Your Daily Miracle: Shower Fridays

Is it really Friday again?


Heck, yes.  Apparently it is.  I am giving myself a little treat right now--I've moved from the straight-backed kitchen chair where I usually work for hours very faithfully at my desk to a red rocking chair so I can see the flames leaping in the woodstove.  These rocking chairs are generally reserved for evenings.  There is a good reason for that: Fire + red rocking chair=Snooze.  It reminds me of Mr. Putter and Tabby Write the Book (you can read it by clicking the title), where Mr.
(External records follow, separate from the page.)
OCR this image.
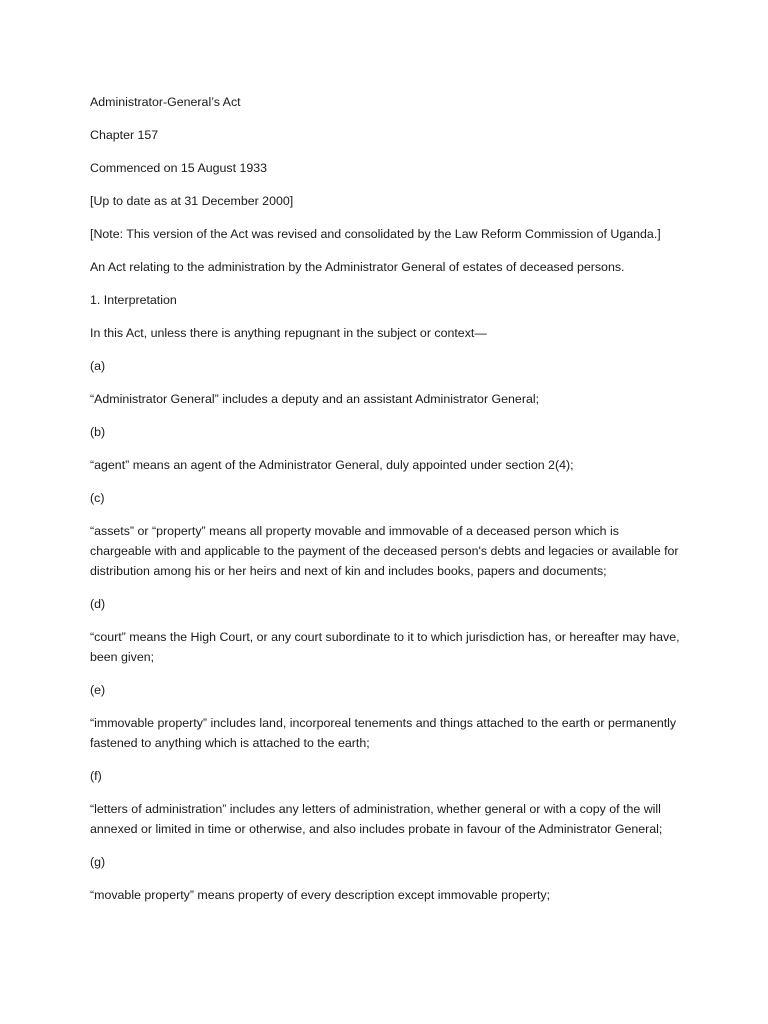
Administrator-General’s Act

Chapter 157

Commenced on 15 August 1933

[Up to date as at 31 December 2000]

[Note: This version of the Act was revised and consolidated by the Law Reform Commission of Uganda.]

An Act relating to the administration by the Administrator General of estates of deceased persons.

1. Interpretation

In this Act, unless there is anything repugnant in the subject or context—

(a)

“Administrator General” includes a deputy and an assistant Administrator General;

(b)

“agent” means an agent of the Administrator General, duly appointed under section 2(4);

(c)

“assets” or “property” means all property movable and immovable of a deceased person which is chargeable with and applicable to the payment of the deceased person's debts and legacies or available for distribution among his or her heirs and next of kin and includes books, papers and documents;

(d)

“court” means the High Court, or any court subordinate to it to which jurisdiction has, or hereafter may have, been given;

(e)

“immovable property” includes land, incorporeal tenements and things attached to the earth or permanently fastened to anything which is attached to the earth;

(f)

“letters of administration” includes any letters of administration, whether general or with a copy of the will annexed or limited in time or otherwise, and also includes probate in favour of the Administrator General;

(g)

“movable property” means property of every description except immovable property;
Putter feels so overwhelmed by the enormity of writing that he has to nap and eat to sustain himself--until he gives up entirely after writing the title.  But I relate.  Titles are very hard.


Yesterday, after being shot down by one agent, I felt sorry for myself for approximately five hours.  (Martin may have differing data on that.)  Last night I felt at loose ends, and today I'd almost resigned myself to a day of housework.  But this morning, the shower-miracle happened.  Come on, you know what I'm talking about.
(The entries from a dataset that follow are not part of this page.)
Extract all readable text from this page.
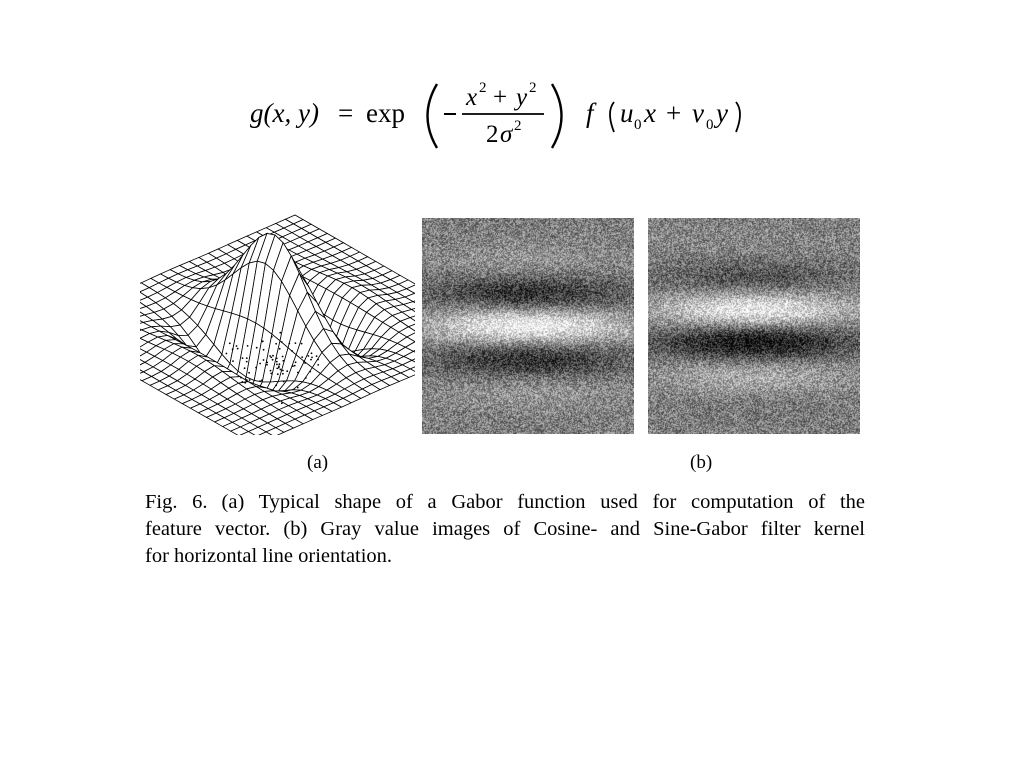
g(x, y) = exp
x 2 + y 2
2 σ 2 f u 0 x + v 0 y
(a)	(b)
Fig. 6. (a) Typical shape of a Gabor function used for computation of the
feature vector. (b) Gray value images of Cosine- and Sine-Gabor filter kernel
for horizontal line orientation.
I scrubbed mildew from the corners of our shower (not the miracle), soaped myself with a tiny sliver of soap, since nobody bothered putting in a new bar (not the miracle), lost track of time, and had to scramble out the door, barely dressed and with my hair half-brushed, to take the kids to school (STILL not the miracle).  No, my dears, the miracle is, a new beautiful project sort of just feel into my head.  A brand-new book!  I've started.  I've got the first two chapters written.


Now, I kind of feel like I'm skipping class or church or a work appointment, since the logic of starting a new book whilst you have two other books that are not represented or with publishers yet is just ridiculous and frankly rather irresponsible.


But I don't know what to do with the other two right now, and my writing-life has, as a result, become a bit joyless, and the prospect of a new project is so titillating.  The first two chapters are such a jazz.  After that, it gets to be work, and near the end, I am making myself sit down and write, and after that, I feel as if I have fallen in up to my ears in pages and pages of edits.  This is when I start wandering around like a half-wit and murmuring to anyone who will listen, "I'm not sure what to do. . .I feel sort of lost. . .not sure. . ."


Tell you the truth, I need some words to keep me warm this winter.  Besides, I have now done what I threatened to do last night on the ferry on the way back to Seattle.  "Look," I said, "I'm just going to throw in the towel on realistic fiction.  It's never 'quite right' enough.  I know I'm a good writer.  So next book, I'm going to write about princesses and things crawling out of gutters and all the stuff that kids are really reading right now."


By kids, I mean my kids, who LOOOOOVE the chance to plonk down their money at school book fairs for princess books with glamorous girls on the cover.  Well, my book is about an ugly girl with work-hands, and there are no princesses anywhere.  But it is rather magical, and I love what it does to a gloomy, grey, Northwest day--kind of makes a glow like the fire in the woodstove.


I've spent the week writing because I have to, and visiting a dear friend in the hospital, and the air had begun to feel a bit heavy and darkish.  But it's Friday after all.  Look how much--good and bad--has happened around the world and in our own lives in just a week.  It boggles the mind.


Timer is beeping for the banana bread.  Make that chocolate-almond-banana bread.  I'm no fool.  Anything can be a backdrop for chocolate and nuts.  And it's Friday, after all.